Counsel for Lee Michael Wilson argued that the Approved Screening Device (ASD) result alone could not provide the officer with the reasonable grounds and that the officer was also required to point to other confirmatory evidence. The Supreme Court of Canada ruled today that this is not the case and dismissed the appeal of his Immediate Roadside Prohibition (IRP). The ruling supports the BC Motor Vehicle Act legislation that allows police to quickly and effectively remove impaired drivers from our highways.
If I understand correctly, the major complaint about the IRP is that the program does not allow the penalized driver immediate access to the courts to dispute a sanction. The first avenue of appeal is to an adjudicator in RoadSafetyBC, which is part of the government, instead. In reality, the adjudication process is an added layer that attempts to reduce the burden on the court system. Disputants unhappy with the adjudication may choose to have the courts review it for fairness, in this case right up to the Supreme Court of Canada.

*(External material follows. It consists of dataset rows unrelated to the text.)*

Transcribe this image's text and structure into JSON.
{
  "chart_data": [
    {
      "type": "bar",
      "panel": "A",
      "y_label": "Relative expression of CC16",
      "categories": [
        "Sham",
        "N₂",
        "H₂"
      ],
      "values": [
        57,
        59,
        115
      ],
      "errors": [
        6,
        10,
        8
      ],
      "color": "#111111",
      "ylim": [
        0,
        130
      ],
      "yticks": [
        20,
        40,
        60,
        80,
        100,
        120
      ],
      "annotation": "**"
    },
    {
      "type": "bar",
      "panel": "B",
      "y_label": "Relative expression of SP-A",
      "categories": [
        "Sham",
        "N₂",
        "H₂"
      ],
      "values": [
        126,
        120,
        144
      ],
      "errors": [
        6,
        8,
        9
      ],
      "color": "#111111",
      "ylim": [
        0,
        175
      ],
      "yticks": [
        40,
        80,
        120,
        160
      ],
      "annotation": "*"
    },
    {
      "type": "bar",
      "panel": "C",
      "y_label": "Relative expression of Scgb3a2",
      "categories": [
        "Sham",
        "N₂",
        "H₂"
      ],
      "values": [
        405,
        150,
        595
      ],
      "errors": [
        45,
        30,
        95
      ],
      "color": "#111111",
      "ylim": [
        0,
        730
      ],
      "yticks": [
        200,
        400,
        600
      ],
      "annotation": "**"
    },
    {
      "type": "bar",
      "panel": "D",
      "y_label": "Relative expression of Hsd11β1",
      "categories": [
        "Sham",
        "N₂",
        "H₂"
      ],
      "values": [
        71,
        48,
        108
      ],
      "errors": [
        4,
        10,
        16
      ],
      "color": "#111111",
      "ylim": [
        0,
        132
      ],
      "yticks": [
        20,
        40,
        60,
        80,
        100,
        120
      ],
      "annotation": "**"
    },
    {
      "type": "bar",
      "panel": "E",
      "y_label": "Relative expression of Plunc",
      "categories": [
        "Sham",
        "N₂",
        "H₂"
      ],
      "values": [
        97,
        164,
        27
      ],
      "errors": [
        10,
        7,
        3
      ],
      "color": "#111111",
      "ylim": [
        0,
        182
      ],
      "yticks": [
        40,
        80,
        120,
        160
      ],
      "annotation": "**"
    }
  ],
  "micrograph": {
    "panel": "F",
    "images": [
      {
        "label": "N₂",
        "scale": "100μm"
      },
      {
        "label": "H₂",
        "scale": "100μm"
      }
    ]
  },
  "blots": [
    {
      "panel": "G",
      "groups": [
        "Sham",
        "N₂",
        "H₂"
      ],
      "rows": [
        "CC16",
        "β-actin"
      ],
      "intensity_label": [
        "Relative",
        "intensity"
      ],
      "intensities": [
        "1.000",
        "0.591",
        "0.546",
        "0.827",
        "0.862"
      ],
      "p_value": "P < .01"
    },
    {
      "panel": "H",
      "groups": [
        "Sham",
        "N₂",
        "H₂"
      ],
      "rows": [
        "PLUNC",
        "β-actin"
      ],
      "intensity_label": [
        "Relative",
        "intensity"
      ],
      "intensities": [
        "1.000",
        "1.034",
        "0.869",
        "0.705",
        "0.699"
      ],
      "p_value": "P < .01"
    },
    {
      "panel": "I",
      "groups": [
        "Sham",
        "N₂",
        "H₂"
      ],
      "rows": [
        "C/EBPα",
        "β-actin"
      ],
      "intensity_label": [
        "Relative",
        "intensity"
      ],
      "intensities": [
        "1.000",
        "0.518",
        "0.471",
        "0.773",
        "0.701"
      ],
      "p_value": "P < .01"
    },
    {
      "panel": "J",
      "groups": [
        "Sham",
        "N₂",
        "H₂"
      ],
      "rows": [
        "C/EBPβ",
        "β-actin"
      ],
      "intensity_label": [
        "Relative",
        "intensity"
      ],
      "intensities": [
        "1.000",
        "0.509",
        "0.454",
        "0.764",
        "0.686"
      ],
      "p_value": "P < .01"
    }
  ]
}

There is no doubt in my mind that impaired driving is a very real threat to all road users. I feel this way after only being involved investgating offenders and the collisions that they caused. I continue to suffer the financial loss of insurance and taxes, but not the physical pain of injury. Nor am I subject to the continuing pain of those who lose or are required to support injured family and friends for life. I am pleased that the IRP has survived another challenge and look forward to it continuing to try and reduce the risk that others choose to subject us to by making a selfish choice.
It seems trite to repeat that if you drink or do drugs (prescription or illegal) that affect your ability to drive, don't drive! However, knowing how common it still is for police to to find an impaired driver, the message still needs to be hammered home. The IRP remains, for now, one of the "hammers" available to do the job.